Team dynamics and communication matter more than anything else in a dungeon or raid. The same goes for software development. How the team functions together and communicates effectively is more important than trying to measure them with some arbitrary statistic like “velocity”. Having the DPS players scoring record-level damage outputs doesn’t matter if the dungeon still wipes because the healer or tank died.

Working software over comprehensive documentation.
There’s no need for a hundred-percent rigid strategy before going into a raid, because things will definitely change. Not everything is going to play out perfectly. But the objectives and deliverables do need to be clear. All party members should know what that product vision is, and how they can contribute towards it. Beyond that, a high performing team can hit the ground running and clear a dungeon together, even if it’s their first time.

Customer collaboration over contract negotiation.
Unfortunately in the real world, the customer isn’t an NPC quest giver with a fixed “kill 5 rats” quest with a 50-gold reward. A customer’s needs can evolve. Working together with the customer is probably much more effective than treating the customer like the dungeon boss.

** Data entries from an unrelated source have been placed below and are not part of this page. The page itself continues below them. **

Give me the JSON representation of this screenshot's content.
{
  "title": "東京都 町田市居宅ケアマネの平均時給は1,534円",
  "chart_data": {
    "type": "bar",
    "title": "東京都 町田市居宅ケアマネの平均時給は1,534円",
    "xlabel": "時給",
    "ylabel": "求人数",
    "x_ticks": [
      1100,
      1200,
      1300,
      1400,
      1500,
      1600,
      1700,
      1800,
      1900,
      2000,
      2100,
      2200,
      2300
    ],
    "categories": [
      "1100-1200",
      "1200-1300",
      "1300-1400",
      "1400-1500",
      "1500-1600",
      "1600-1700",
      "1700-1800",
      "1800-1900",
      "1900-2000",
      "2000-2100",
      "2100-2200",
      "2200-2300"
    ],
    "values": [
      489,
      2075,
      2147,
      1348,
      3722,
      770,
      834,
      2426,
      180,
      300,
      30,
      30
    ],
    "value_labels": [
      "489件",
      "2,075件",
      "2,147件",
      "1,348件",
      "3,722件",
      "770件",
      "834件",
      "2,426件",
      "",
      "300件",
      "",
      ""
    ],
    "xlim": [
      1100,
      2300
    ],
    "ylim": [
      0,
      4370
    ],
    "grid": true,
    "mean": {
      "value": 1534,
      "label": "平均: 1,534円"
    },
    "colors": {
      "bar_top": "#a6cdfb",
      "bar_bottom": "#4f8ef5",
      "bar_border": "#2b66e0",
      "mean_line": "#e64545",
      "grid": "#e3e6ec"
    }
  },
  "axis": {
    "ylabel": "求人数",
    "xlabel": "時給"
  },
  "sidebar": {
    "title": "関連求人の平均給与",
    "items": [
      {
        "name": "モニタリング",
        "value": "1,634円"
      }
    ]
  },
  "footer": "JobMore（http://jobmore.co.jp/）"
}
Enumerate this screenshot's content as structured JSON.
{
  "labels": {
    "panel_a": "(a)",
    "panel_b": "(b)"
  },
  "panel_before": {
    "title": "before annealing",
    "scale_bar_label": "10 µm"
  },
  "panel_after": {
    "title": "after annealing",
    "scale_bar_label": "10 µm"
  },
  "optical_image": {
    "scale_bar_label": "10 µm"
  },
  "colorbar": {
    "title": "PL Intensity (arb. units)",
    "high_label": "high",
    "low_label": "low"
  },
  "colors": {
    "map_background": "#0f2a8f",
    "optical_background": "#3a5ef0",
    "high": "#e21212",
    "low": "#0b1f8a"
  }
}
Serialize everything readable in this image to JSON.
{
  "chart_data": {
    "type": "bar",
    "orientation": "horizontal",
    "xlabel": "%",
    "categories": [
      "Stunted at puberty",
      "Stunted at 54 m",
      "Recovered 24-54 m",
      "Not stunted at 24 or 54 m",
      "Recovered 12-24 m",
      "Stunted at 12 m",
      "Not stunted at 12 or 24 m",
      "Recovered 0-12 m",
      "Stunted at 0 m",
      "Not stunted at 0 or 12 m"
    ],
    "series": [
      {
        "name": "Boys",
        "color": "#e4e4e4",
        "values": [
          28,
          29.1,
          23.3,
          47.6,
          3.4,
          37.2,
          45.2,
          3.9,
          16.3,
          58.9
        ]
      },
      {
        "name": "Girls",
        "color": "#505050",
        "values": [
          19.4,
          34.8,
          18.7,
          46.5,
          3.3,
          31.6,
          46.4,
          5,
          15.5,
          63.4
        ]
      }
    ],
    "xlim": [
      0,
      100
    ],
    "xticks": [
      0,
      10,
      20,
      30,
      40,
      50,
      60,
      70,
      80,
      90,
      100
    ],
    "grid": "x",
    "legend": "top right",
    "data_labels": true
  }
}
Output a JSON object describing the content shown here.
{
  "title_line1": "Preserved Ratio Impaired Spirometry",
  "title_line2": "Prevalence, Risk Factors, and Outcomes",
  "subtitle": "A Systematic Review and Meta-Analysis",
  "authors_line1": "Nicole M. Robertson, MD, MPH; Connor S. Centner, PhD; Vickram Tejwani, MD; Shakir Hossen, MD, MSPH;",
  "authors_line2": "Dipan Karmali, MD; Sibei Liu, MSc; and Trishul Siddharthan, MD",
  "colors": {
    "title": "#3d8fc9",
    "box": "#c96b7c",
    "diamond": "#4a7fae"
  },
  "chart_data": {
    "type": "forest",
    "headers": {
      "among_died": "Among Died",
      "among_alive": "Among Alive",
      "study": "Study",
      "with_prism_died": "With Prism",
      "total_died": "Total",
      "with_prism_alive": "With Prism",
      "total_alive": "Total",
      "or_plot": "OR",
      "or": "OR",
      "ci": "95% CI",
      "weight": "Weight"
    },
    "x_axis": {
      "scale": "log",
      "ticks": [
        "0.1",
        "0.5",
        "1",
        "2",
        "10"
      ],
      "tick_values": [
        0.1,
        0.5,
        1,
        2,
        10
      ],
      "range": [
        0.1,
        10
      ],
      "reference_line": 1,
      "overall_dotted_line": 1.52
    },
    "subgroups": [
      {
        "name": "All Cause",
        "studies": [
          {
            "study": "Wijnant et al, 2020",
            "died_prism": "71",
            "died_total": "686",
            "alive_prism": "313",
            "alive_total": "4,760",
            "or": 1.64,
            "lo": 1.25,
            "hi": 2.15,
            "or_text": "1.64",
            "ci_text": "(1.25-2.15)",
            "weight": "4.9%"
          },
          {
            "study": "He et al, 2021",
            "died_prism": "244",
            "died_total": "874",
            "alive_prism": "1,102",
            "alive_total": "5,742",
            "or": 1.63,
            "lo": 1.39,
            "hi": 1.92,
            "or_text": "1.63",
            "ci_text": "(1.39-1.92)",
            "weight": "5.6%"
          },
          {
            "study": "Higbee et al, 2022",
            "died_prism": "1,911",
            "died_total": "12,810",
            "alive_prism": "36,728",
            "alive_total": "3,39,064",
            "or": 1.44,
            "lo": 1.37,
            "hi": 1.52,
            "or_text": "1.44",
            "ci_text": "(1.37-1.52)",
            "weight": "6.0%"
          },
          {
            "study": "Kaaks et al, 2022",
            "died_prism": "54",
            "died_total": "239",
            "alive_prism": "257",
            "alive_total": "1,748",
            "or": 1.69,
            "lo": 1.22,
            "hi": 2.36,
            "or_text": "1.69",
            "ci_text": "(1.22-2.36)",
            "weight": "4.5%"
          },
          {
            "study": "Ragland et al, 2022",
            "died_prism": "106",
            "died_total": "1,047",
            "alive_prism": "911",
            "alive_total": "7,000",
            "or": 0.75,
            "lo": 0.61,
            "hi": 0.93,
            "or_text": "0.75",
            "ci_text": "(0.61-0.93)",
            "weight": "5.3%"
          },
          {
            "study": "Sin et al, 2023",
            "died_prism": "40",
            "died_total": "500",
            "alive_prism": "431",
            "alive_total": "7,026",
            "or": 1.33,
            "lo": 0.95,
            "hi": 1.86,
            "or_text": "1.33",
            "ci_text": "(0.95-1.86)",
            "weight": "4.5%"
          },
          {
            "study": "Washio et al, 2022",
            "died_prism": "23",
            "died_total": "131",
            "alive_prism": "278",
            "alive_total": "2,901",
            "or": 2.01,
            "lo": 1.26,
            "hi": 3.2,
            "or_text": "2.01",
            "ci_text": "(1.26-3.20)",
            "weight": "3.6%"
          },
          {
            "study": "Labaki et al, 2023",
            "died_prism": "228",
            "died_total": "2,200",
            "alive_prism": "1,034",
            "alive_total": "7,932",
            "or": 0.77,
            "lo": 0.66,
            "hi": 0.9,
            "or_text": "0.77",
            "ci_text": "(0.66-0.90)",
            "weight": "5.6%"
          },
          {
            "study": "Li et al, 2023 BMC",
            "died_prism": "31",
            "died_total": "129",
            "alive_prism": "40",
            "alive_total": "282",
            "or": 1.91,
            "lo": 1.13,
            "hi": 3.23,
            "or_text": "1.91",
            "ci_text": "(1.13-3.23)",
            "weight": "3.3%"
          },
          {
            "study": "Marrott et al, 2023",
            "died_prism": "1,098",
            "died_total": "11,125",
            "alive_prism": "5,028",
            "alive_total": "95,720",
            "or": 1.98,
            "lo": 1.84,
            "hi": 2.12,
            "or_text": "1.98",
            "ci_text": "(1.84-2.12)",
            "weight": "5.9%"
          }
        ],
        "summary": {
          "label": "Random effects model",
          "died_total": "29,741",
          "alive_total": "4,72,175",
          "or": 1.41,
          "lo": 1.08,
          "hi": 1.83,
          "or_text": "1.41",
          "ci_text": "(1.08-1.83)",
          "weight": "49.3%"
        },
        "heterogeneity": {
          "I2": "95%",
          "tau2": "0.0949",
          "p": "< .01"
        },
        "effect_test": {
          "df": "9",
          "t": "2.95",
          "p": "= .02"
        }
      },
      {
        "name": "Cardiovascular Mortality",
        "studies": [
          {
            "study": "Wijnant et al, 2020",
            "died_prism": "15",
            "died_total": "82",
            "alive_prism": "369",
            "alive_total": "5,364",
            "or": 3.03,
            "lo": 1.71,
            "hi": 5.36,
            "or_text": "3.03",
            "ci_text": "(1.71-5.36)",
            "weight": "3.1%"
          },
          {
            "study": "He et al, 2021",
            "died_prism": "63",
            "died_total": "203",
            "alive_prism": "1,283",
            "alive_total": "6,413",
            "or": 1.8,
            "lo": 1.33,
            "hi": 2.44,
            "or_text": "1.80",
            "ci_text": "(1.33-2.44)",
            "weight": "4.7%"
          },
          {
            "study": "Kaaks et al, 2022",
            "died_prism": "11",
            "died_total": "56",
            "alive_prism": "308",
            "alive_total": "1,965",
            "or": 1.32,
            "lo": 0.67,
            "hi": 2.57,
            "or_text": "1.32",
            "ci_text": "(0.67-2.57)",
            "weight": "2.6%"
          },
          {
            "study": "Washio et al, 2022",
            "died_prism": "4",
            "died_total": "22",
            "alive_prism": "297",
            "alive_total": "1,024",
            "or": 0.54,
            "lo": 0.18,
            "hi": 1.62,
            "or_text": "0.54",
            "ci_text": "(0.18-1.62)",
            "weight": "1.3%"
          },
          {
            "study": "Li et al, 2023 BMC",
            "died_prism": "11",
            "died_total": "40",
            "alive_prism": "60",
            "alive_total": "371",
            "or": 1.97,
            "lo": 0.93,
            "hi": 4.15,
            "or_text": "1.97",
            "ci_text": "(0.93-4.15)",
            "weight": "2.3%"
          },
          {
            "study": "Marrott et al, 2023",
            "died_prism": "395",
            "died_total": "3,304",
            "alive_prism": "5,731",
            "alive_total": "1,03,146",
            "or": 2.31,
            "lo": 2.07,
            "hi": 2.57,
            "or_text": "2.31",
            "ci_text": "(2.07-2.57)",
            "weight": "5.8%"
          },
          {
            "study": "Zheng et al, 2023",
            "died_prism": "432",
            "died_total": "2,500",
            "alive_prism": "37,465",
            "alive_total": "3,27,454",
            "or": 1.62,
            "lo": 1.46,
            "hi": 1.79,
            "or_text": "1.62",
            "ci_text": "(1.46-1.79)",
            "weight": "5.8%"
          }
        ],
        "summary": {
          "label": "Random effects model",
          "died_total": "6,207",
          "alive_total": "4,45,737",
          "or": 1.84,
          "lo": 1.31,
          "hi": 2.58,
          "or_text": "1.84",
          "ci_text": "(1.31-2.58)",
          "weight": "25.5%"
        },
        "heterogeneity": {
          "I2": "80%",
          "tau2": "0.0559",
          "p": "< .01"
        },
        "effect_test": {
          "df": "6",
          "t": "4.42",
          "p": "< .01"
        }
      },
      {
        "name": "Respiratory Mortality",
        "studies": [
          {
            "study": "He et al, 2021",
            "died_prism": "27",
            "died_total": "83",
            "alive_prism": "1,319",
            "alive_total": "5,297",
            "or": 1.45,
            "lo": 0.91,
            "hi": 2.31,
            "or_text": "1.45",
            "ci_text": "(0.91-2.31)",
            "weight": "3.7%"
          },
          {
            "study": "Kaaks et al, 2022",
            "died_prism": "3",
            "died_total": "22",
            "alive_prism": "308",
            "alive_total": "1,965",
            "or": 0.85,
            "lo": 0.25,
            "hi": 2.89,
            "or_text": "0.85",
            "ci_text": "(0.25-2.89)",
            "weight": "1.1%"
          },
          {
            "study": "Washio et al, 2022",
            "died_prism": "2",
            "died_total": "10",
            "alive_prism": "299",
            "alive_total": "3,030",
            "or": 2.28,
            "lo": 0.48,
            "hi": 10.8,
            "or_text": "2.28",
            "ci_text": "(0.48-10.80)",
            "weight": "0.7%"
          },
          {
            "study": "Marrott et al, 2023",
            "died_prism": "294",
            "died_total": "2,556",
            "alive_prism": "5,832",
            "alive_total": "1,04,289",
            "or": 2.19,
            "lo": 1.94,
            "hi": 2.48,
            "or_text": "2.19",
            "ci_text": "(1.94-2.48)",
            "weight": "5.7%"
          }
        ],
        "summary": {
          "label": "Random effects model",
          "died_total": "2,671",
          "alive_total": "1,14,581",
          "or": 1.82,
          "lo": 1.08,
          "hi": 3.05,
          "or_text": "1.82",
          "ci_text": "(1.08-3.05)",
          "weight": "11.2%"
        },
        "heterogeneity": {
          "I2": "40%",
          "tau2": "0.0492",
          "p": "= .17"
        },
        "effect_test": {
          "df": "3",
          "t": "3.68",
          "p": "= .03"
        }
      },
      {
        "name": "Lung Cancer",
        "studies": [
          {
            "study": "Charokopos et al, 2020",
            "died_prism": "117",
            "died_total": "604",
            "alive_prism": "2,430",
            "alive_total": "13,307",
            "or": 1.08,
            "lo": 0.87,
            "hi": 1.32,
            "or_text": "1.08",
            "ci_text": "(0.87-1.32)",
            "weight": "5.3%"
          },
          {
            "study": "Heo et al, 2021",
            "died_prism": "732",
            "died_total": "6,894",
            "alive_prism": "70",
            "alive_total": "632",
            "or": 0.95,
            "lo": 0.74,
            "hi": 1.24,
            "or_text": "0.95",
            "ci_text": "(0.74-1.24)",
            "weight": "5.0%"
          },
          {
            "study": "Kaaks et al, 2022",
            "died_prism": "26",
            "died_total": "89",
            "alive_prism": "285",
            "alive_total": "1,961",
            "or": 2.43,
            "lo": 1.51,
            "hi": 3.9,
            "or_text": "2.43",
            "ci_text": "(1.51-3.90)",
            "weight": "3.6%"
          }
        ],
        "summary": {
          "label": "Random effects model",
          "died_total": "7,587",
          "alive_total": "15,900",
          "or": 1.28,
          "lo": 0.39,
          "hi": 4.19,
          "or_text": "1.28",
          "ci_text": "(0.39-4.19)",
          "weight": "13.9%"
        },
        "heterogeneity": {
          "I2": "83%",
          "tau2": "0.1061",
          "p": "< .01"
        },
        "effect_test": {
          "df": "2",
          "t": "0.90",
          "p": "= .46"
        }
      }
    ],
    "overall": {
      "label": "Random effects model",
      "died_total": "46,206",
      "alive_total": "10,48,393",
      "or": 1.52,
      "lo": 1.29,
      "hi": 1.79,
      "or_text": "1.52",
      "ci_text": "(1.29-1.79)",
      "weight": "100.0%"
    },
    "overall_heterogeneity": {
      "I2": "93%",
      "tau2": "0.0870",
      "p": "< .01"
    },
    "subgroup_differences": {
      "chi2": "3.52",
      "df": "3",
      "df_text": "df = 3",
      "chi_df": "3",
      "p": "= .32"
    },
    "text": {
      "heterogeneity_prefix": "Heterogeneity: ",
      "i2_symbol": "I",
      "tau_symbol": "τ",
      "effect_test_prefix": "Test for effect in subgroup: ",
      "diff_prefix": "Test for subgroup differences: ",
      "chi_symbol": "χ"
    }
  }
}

No point arguing at the tail-end — rather, keep them engaged throughout the development process.

Responding to change over following a plan.
Adaptability matters a great deal in a world full of unexpected obstacles. Everyone has a role and responsibility, but what matters more is being aware of what’s going on, and picking up the slack where possible. Just like a Red Mage DPS resurrecting the healer in a raid in FFXIV.

Does it mean we will always succeed? No. Sometimes it takes multiple tries before we successfully clear a dungeon. Embrace change and unpredictability — focus instead on building a team that performs well, not a game where every move and outcome is pre-fixed.

So are you ready to build your own high performance dungeon party to take on those savage tier raids?

I think we are ready for Savage Raids!

P.S. I guess in some ways, does that make LinkedIn the Party Finder tool?